🛡️ Roles and Access Levels
Roles and access levels form the foundation of security in GCXONE. Understanding how these layers interact is essential for properly configuring your team's access.
What Are Roles?
A Role is a template that defines which features a user can access and what actions (View, Create, Edit, Delete) they can perform within those features.
Default Role Types
Full access. Can manage every setting in the platform, including role creation and tenant-wide configurations.
- Use Case: IT Directors or Platform Owners.
Access Levels (Scope)
While a Role defines what you can do, an Access Level defines how broad your view is.
| Access Level | Visible Scope | Primary Use Case |
|---|---|---|
| Service Provider | The entire Tenant (all clients & sites). | Internal support and platform admins. |
| Customer | A specific organization and its sites. | Client-side security managers. |
| Site | Only specific physical locations. | On-site technicians or store managers. |
Roles vs. Access Levels vs. Customer Groups
It's common to confuse these three types of "Filtering." Here is the breakdown:
- Role: What features are available? (Permissions)

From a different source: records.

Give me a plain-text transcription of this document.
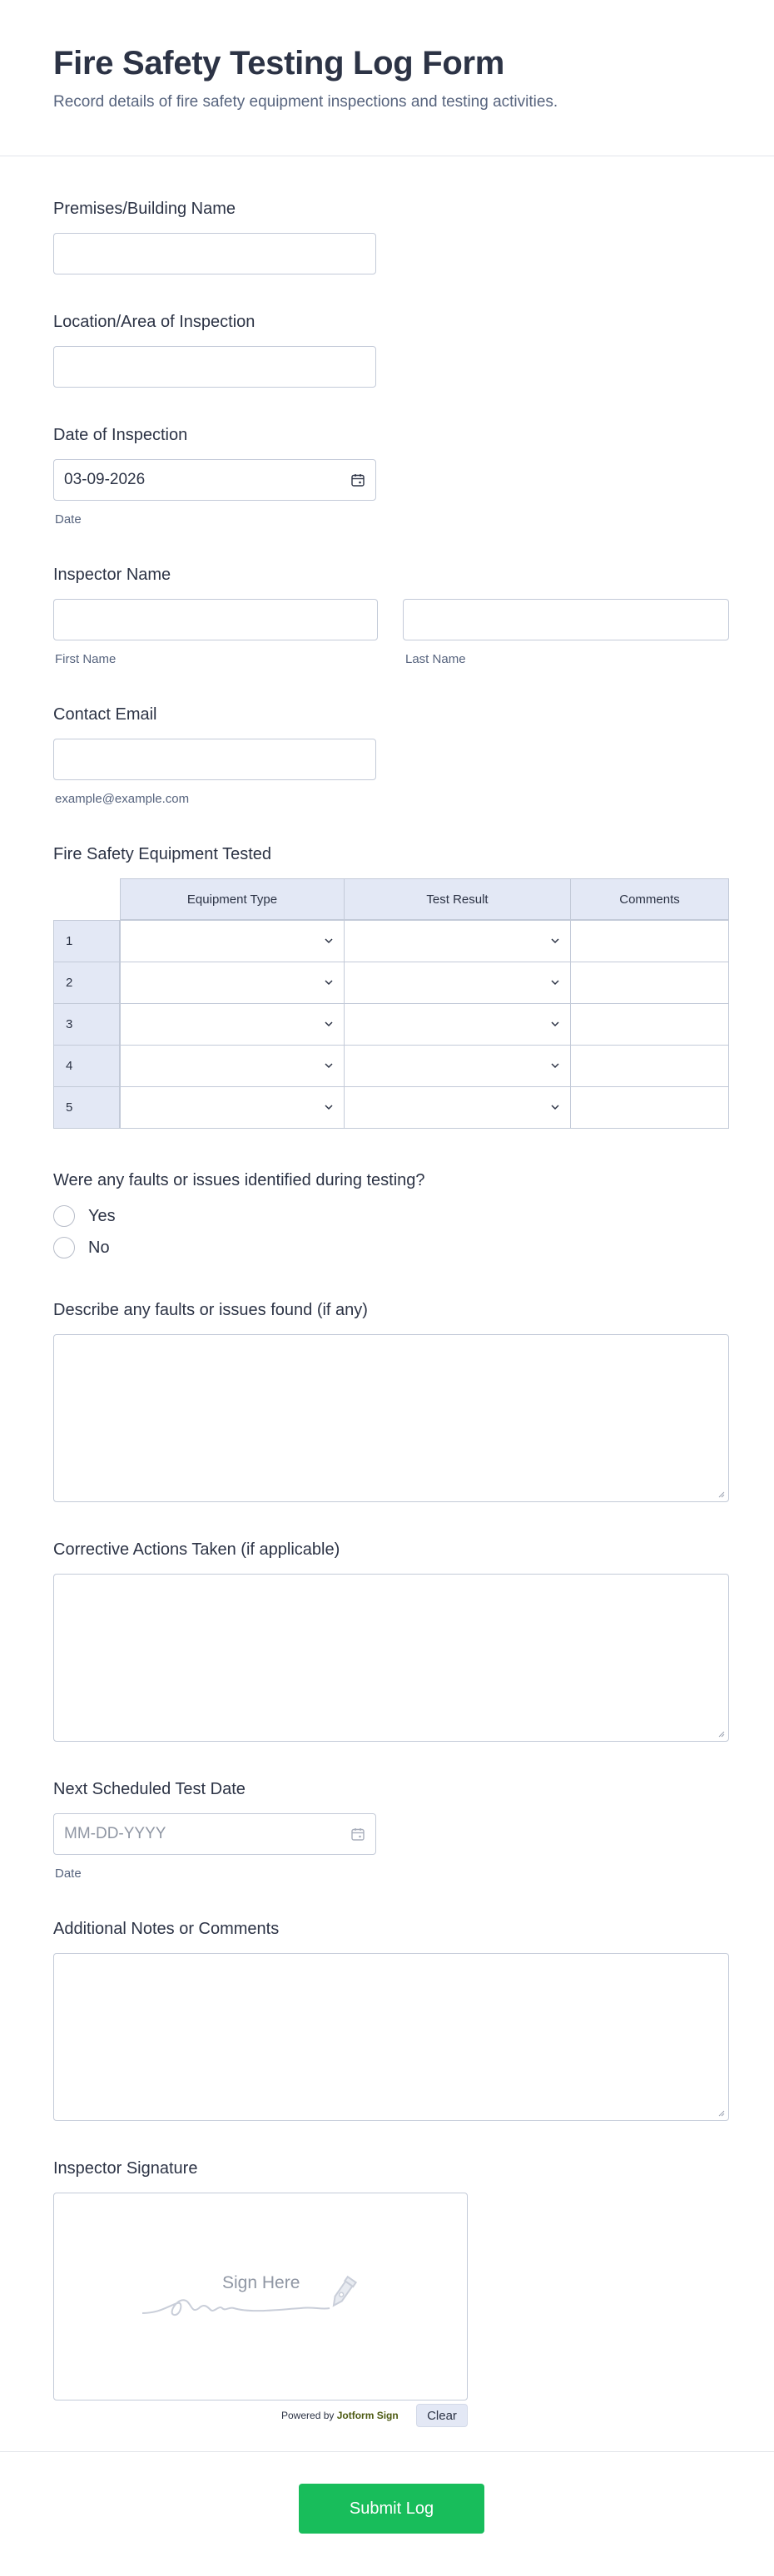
Fire Safety Testing Log Form

Record details of fire safety equipment inspections and testing activities.

Premises/Building Name
Location/Area of Inspection
Date of Inspection
03-09-2026
Date
Inspector Name
First Name	Last Name
Contact Email
example@example.com
Fire Safety Equipment Tested
Equipment Type	Test Result	Comments
1
2
3
4
5
Were any faults or issues identified during testing?
Yes
No
Describe any faults or issues found (if any)
Corrective Actions Taken (if applicable)
Next Scheduled Test Date
MM-DD-YYYY
Date
Additional Notes or Comments
Inspector Signature
Sign Here
Powered by Jotform Sign	Clear
Submit Log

- Access Level: How broad is the hierarchy view? (Scope)
- Customer Group: Which specific customers are visible? (Filter)
Example Scenario
An Operator (Role) at the Customer level (Access Level) assigned to the "London Sites" (Customer Group) will see only the monitoring tools for London-based clients.
Permissions Tiering
Permissions are enforced at three distinct levels:
- App Level: Which apps show up in the sidebar (Dashboard, Monitoring, Config).
- Category Level: Which sections are visible within an app (Devices, Users, Alarms).
- Action Level: Whether a user can View, Create, Edit, or Delete a specific item.